KOTA LANGSA – Massa aksi demonstrasi dari Aliansi Mahasiswa di Kota Langsa mengepung gedung Dewan Perwakilan Rakyat Kota (DPRK) Langsa dalam suasana hujan lebat, Senin (01/09/2025) sore.
Aksi pengepungan DPRK Langsa ini dilakukan sekitar seribuan mahasiswa untuk menyampaikan tuntutan berupa Evaluasi terhadap tubuh Polri dan pembubaran DPR sesuai agenda Nasional yang telah berjalan beberapa hari di Jakarta dan sejumlah daerah lainnya di Indonesia.
Kedatangan para mahasiswa diterima langsung oleh Ketua DPRK Langsa Melvita Sari, S.AB dengan didampingi beberapa anggota DPRK Langsa lainnya. Walaupun kedatangan mahasiswa ini sebelumnya sempat tidak diperbolehkan memasuki gerbang halaman DPRK Langsa yang telah dijaga ratusan personel APH dari Polres Langsa dan TNI.
“Terima kasih dan apresiasi kepada Aliansi Mahasiswa Kota Langsa yang telah menyampaikan aspirasi dan tuntutannya. Kami menghargai segala kritikan dan masukan rekan-rekan mahasiswa demi perjuangan untuk Indonesia yang lebih baik,” ucap Melvita Sari saat menerima aksi para mahasiswa.
Sementara itu, Ketua HMI Cabang Langsa Abdi Maulana dalam aksi demonstrasi menuntut DPRK Langsa untuk membuat surat pernyataan sikap terhadap apa yang disuarakan para mahasiswa.
“Kami ingatkan, jika tuntutan mahasiswa tidak terealisasi, maka anggota DPRK harus mundur dari jabatannya. Apa bila janji ini dikhianati, maka kami akan turun kembali ke DPRK Langsa,” tegas Abdi lantang.
Adapun pernyataan sikap yang ditandatangani oleh Ketua dan anggota DPRK Langsa yaitu:
1. Kami anggota DPRK Langsa yang bertanda tangan dibawah ini, berjanji akan menindaklanjuti serta mengevaluasi kinerja dan petisi aksi mahasiswa Kota Langsa.
2. Apabila tidak menjalankan pernyataan sikap ini, kami anggota DPRK Langsa mundur dari jabatan DPRK Kota Langsa.

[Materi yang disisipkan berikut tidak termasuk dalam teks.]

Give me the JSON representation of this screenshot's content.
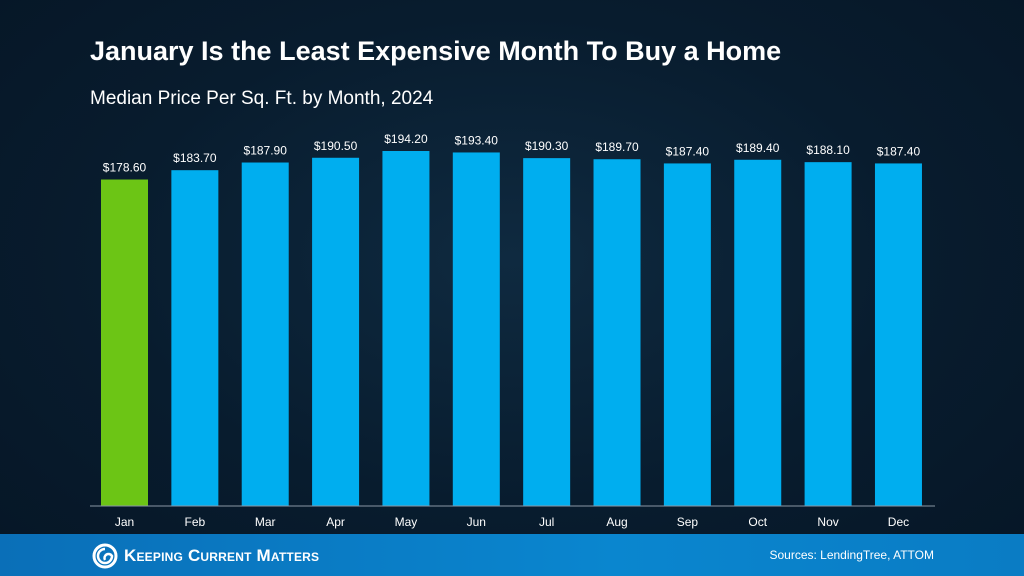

Aksi Demonstrasi mahasiswa ini sebelum ke DPRK Langsa, sudah mendatangi Mapolres Langsa untuk menyampaikan aspirasi dengan tuntutan yang sama dan diterima langsung oleh Kapolres Langsa AKBP Mughi Prasetyo Habrianto bersama Dandim 0104/Atim Letkol Inf Tri Purwanto.
Gelombang massa mahasiswa diawali dengan long march dari kampus Universitas Samudra dan Kampus IAIN Langsa menuju Polres Langsa. Kemudian para mahasiswa bergerak berjalan kaki dikawal Kapolres Langsa dan Dandim 0104/Atim di dalam hujan lebat dan angin yang melanda Kota Langsa.
Aksi serentak oleh Aliansi Mahasiswa Kota Langsa ini terdiri dari Pengurus BEM Universitas Samudra (Unsam), IAIN Langsa, Bustanul Ulum Langsa dan Universitas Sains Cut Nyak Dhien, serta Pengurus Cabang PMII, HMI, KAMMI dan SEMMI yang berada di Kota Langsa.
Tuntutan aksi mahasiswa Kota Langsa ini buntut dari kenaikan tunjangan anggota DPR RI dan tewasnya salah seorang driver ojek online (Ojol) yang dilindas mobil rantis Brimob Polri di Jakarta beberapa hari lalu.
Aliansi bersama Mahasiswa Kota Langsa akhirnya membubarkan diri dengan tertib sekitat pukul 17.30 WIB. Beberapa truck Reo Polisi dan Satpol PP pun turut mengantar puluhan mahasiswa untuk kembali ke kampus masing-masing.